In the last century, three global influenza pandemics occurred when the influenza A virus underwent major genetic changes. The most infamous pandemic, the Spanish Flu in 1918-1919, killed 500,000 people in the U.S. and between 50 and 100 million worldwide, nearly half of whom were between 20 - 40 years old. Notably, pandemic influenza appears to have a greater impact on healthy young adults than seasonal influenza, which tends to affect the young and old. More recently, there have been concerns of another possible pandemic as a result of a new influenza subtypes, being widely distributed globally.
Biota's solution
Influenza viruses are divided into groups, with A and B being of most concern to humans. All influenza viruses have two different spike-like protein components on their surface, called haemagglutinin (H) and neuraminidase (N), which are both associated with attachment and release mechanisms the virus uses to infect and subsequently shed from the lung cells.
Through droplets spread by coughing and sneezing, influenza infects the respiratory tract directly, replicates in the cells lining the airways of the lungs and is shed from the lungs.
Neuraminidase is essential for the replication of all influenza viruses. It is an enzyme which breaks down bonds that are holding new viruses to an infected cell, allowing viruses to release and infect other cells; this extends the influenza infection. Neuraminidase inhibitors block this activity, preventing the release of new viruses from infected cells and stopping the infection from spreading.
Biota has developed its neuraminidase inhibitor zanamivir (Relenza) to be delivered via an inhaler directly to the site of action, in the lung. Relenza provides a rapid antiviral action and reduced systemic side effects.

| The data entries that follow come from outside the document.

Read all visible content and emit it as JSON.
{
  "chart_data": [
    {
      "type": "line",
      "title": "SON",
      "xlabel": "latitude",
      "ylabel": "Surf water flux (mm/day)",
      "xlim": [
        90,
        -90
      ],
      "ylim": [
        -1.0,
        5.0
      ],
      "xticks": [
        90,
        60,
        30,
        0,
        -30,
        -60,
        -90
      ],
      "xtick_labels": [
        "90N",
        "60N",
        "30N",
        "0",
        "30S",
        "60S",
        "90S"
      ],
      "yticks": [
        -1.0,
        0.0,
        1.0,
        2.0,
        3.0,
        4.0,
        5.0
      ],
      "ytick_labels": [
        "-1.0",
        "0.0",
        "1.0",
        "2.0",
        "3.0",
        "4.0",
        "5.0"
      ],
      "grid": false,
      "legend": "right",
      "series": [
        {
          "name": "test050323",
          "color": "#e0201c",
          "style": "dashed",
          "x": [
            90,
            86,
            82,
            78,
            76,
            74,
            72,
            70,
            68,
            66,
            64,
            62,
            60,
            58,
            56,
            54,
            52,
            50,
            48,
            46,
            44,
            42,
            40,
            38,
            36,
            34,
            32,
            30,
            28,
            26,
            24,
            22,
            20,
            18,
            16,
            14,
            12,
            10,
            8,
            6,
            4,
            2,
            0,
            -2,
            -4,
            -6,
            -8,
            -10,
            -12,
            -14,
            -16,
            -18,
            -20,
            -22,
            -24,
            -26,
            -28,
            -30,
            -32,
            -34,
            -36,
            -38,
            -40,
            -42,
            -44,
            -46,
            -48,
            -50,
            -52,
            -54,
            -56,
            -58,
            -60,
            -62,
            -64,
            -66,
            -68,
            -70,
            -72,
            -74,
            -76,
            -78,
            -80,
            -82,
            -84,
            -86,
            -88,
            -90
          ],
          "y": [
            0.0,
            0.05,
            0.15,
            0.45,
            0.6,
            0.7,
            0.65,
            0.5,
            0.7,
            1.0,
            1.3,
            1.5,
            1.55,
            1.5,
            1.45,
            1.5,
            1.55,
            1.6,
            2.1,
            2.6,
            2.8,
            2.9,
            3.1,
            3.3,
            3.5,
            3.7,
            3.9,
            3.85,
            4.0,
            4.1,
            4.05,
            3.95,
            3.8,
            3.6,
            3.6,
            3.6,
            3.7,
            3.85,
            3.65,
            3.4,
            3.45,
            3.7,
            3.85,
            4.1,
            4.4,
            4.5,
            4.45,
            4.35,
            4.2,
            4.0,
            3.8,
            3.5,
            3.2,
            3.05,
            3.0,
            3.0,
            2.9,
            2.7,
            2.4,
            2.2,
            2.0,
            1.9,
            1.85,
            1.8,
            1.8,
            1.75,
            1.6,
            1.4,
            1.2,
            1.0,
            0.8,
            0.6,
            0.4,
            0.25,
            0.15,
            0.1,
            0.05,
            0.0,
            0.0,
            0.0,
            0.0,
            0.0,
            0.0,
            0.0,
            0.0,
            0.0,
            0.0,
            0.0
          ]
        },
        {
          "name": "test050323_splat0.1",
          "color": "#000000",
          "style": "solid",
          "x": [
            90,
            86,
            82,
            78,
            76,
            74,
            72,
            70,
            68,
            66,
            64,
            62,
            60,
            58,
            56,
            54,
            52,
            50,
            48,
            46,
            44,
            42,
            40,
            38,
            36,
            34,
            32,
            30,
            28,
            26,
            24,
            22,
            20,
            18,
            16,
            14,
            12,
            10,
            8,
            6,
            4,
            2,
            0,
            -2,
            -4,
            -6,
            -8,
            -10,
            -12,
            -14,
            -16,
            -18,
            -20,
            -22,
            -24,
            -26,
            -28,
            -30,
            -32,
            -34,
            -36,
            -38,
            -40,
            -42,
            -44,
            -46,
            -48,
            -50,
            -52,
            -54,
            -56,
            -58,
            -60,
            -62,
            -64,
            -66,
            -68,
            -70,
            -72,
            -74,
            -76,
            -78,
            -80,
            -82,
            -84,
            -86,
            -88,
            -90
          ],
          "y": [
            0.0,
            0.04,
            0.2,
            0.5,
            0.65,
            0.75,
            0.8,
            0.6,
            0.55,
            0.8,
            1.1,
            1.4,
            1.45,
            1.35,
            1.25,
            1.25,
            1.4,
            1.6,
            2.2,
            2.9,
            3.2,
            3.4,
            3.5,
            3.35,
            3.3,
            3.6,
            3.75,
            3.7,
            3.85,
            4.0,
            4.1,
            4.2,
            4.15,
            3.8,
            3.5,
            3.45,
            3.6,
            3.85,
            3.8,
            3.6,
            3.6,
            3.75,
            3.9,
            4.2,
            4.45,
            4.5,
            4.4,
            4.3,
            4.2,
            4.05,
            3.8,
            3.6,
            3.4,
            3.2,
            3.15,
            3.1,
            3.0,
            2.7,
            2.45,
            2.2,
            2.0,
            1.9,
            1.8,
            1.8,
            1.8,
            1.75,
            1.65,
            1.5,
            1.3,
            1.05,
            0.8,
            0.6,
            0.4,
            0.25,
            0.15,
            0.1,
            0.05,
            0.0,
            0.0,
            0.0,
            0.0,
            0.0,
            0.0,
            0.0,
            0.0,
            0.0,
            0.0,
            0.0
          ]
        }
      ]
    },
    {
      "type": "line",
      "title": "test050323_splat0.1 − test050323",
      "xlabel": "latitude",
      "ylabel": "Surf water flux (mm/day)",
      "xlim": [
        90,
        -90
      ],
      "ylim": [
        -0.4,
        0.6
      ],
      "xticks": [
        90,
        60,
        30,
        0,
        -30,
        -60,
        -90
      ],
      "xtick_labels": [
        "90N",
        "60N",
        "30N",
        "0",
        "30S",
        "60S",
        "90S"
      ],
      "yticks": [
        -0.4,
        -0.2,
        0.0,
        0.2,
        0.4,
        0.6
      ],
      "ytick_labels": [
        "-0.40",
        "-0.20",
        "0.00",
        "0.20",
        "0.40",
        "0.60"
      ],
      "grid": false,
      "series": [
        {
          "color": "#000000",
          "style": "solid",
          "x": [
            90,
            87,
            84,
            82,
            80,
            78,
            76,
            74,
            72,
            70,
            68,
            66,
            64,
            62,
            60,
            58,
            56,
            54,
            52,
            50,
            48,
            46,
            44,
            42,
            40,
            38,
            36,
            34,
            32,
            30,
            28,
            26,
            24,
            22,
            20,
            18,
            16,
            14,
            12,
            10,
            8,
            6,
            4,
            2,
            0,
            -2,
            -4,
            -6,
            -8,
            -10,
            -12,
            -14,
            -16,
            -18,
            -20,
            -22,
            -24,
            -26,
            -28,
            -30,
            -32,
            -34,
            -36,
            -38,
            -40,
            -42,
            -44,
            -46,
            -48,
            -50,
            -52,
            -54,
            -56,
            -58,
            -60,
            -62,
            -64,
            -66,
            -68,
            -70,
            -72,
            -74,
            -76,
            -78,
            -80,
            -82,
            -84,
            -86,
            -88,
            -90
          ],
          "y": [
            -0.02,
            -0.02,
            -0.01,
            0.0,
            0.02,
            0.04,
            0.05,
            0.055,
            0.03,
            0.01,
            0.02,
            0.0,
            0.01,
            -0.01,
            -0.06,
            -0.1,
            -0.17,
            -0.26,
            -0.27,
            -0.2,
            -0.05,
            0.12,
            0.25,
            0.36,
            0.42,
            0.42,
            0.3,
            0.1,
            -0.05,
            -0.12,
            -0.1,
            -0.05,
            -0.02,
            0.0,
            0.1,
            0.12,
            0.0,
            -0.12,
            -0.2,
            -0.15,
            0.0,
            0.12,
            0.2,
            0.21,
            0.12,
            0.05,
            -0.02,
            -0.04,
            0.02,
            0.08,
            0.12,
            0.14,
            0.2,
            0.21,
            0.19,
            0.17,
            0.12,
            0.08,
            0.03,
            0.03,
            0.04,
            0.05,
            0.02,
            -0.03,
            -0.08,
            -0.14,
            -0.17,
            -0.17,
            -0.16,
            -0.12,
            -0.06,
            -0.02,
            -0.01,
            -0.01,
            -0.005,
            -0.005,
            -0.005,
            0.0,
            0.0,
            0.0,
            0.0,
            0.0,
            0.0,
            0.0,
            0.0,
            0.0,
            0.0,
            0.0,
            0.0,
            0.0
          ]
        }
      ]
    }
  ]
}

Biota's second generation influenza products are long-acting neuraminidase inhibitors (LANIs). Also inhaled, LANIs provide a longer period of action which allows them to be administered only once a week, instead of twice daily as is the case with current products.
LANI's high potency and reduced frequency of administration offers a practical response to the reduced storage bulk needed for pandemic stockpiling. Biota has a joint venture with Japanese based Daiichi Sankyo for the development of LANIs.